New Delhi, Dec. 3: The US today blew a hole in Pakistan’s defence in the Mumbai attacks, drawing a distinction between “stateless” and “the confines of the state” for the first time and seeking “direct and tough action” by Islamabad.

Scrambling to defuse spiralling bilateral tension that could harm America’s war on terror on the Afghanistan border, visiting US secretary of state Condoleezza Rice cautioned India to ensure its response does not provoke unintended consequences.

The advice came on a day the Indian government reviewed the “preparedness against any possible terror threats from air”.

“The fact is sometimes non-state actors operate from the confines of the state. There has to be direct and tough action (by Islamabad),” Rice told a joint media conference with foreign minister Pranab Mukherjee in Delhi this evening.

Her remarks came in response to a question on Pakistan President Asif Ali Zardari’s comments that the Mumbai attacks were executed by “stateless actors”.

“Non-state actors are still a matter of your (Pakistan) responsibility that somehow relates to your territory,” Rice said in blunt comments aimed at pacifying the Indian government that is grappling with widespread public anger.

America has never made such an unequivocal distinction earlier, which effectively strips Pakistan of one of its oft-repeated excuses that the government should not be held responsible for possible actions by rogue elements.

“Pakistan has to act transparently, fully and urgently…. Pakistan has a special responsibility to do so,” said Rice who may visit Pakistan tomorrow.

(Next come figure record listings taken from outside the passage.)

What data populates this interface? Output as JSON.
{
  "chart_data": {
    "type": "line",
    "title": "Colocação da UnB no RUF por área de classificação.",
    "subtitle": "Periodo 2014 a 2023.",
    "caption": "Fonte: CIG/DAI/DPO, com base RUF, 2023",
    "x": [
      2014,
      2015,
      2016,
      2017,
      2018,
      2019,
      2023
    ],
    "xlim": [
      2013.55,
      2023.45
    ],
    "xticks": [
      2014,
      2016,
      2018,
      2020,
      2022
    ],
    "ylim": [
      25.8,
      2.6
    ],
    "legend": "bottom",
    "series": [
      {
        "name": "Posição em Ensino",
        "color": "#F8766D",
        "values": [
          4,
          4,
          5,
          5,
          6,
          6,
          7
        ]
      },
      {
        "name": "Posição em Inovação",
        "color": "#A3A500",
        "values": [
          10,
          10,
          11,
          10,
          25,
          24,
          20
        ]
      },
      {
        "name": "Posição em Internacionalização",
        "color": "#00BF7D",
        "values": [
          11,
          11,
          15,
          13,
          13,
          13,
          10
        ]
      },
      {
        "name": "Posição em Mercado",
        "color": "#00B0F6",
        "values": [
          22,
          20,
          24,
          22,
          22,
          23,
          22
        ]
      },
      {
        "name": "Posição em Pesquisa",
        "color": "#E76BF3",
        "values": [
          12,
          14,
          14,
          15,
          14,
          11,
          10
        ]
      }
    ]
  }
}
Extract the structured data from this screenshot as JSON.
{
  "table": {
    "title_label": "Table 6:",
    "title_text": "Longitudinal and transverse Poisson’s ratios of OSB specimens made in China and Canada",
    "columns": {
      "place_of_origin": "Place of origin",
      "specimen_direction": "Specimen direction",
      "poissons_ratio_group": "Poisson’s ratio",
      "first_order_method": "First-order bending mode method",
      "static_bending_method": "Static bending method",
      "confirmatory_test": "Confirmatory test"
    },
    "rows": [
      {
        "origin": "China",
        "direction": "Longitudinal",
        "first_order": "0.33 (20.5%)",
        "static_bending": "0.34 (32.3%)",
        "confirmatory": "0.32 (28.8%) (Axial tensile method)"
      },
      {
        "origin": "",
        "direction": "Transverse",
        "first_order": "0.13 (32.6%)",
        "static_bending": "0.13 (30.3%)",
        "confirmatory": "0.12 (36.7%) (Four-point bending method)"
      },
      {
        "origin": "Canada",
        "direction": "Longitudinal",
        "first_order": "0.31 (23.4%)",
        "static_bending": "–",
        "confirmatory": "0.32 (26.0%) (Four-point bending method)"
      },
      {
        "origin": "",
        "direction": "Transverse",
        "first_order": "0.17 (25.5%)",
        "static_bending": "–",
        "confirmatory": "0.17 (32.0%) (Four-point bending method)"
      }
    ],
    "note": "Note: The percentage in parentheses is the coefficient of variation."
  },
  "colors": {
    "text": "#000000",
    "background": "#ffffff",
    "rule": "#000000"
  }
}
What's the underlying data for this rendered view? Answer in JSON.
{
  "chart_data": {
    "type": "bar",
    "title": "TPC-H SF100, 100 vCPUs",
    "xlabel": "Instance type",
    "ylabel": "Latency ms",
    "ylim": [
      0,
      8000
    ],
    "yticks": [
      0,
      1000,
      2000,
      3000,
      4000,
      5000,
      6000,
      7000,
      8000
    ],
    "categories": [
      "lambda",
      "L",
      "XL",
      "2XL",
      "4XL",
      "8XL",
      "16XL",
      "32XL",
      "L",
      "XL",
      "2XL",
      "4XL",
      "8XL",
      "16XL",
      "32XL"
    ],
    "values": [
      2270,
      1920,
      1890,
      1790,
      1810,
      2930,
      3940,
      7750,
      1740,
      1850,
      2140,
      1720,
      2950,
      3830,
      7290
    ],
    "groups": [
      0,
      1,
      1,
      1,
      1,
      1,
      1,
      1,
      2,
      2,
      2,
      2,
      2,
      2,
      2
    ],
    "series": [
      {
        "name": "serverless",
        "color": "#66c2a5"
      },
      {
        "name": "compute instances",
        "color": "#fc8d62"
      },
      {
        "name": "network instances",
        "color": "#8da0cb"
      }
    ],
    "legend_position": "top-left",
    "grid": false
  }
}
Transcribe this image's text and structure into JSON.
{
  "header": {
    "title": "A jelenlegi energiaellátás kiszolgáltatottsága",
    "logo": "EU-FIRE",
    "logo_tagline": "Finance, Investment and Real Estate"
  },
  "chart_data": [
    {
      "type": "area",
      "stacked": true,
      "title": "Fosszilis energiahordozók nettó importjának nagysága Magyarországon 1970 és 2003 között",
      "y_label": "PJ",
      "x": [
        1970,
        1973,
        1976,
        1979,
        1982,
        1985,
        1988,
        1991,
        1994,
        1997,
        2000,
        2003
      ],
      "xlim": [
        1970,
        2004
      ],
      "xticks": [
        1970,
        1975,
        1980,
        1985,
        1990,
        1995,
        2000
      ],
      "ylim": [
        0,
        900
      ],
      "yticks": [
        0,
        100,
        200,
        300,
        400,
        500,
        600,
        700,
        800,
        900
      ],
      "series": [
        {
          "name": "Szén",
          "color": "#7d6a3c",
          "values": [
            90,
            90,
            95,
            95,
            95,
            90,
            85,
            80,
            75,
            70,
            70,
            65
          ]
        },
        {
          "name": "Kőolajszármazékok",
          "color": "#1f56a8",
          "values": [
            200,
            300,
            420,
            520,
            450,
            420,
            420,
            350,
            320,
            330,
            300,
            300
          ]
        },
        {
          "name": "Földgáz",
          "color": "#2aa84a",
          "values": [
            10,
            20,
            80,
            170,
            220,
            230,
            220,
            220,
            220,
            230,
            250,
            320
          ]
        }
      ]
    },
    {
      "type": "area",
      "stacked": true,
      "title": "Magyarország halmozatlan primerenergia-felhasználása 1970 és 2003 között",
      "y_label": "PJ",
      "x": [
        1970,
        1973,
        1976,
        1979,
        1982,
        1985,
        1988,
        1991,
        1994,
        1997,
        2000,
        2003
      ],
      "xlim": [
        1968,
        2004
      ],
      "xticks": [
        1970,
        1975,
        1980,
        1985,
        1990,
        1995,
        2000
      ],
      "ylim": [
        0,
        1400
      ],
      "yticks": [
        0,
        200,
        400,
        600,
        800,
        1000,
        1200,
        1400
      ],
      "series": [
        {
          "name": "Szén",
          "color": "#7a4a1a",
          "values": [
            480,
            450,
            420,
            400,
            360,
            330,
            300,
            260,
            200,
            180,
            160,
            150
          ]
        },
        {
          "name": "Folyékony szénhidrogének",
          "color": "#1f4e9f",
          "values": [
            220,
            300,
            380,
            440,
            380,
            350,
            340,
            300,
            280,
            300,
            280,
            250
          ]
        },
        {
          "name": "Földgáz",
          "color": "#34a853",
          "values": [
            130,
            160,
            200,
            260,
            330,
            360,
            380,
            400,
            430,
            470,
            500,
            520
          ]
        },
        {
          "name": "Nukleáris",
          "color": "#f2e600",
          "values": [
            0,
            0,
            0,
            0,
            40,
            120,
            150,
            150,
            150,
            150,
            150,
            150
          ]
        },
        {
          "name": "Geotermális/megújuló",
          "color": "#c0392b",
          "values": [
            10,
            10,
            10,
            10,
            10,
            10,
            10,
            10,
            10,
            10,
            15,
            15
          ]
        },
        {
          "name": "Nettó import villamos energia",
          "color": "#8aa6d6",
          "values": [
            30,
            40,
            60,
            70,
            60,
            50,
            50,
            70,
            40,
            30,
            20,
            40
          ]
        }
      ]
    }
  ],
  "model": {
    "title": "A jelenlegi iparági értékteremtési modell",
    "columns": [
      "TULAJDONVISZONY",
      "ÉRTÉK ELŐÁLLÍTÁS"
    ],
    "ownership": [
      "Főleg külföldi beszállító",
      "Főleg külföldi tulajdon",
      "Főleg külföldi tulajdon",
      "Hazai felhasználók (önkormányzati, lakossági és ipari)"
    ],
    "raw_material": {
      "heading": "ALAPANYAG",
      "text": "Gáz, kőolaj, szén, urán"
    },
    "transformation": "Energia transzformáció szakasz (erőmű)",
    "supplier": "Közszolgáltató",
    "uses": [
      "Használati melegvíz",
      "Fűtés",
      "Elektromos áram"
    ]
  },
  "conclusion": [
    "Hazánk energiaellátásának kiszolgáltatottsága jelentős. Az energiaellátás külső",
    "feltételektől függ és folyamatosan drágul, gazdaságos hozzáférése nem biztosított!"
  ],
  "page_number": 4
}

If Rice did not pull punches on Pakistan, neither did she on India. “Any response needs to be judged by its effectiveness in prevention and also by not creating other unintended consequences or difficulties,” she said, fielding a question on whether the US would support India if forces are sent across the border to dismantle terror structures.

Minutes earlier, foreign minister Mukherjee had said: “The Government of India is determined to act decisively to protect Indian territorial integrity and the right of our citizens to a peaceful life with all the means at our disposal.”

Condoleezza Rice

Indian officials said America was no longer viewing such dire statements — seen by some as rhetoric meant for domestic consumption — as empty threats, especially after Zardari rejected a request to hand over 20 fugitives.

In her comments earlier in the day, Rice had stuck to the known American position by offering sympathy and little else in specifics. Indian officials refused to speculate what prompted her to make the tough statement at the media conference, following which she met the Prime Minister.

In public, Mukherjee did not make any commitment, confining himself to saying Delhi would act on the basis of Pakistan’s formal response.

But he iterated forcefully that those behind the attacks came from Pakistan and were controlled from there. Although Mukherjee said the assessment was “widely shared by the international community”, Rice stressed on the need to “get to the bottom” of the case. She did, however, describe the attacks as the “kind of terror al Qaida participates in”.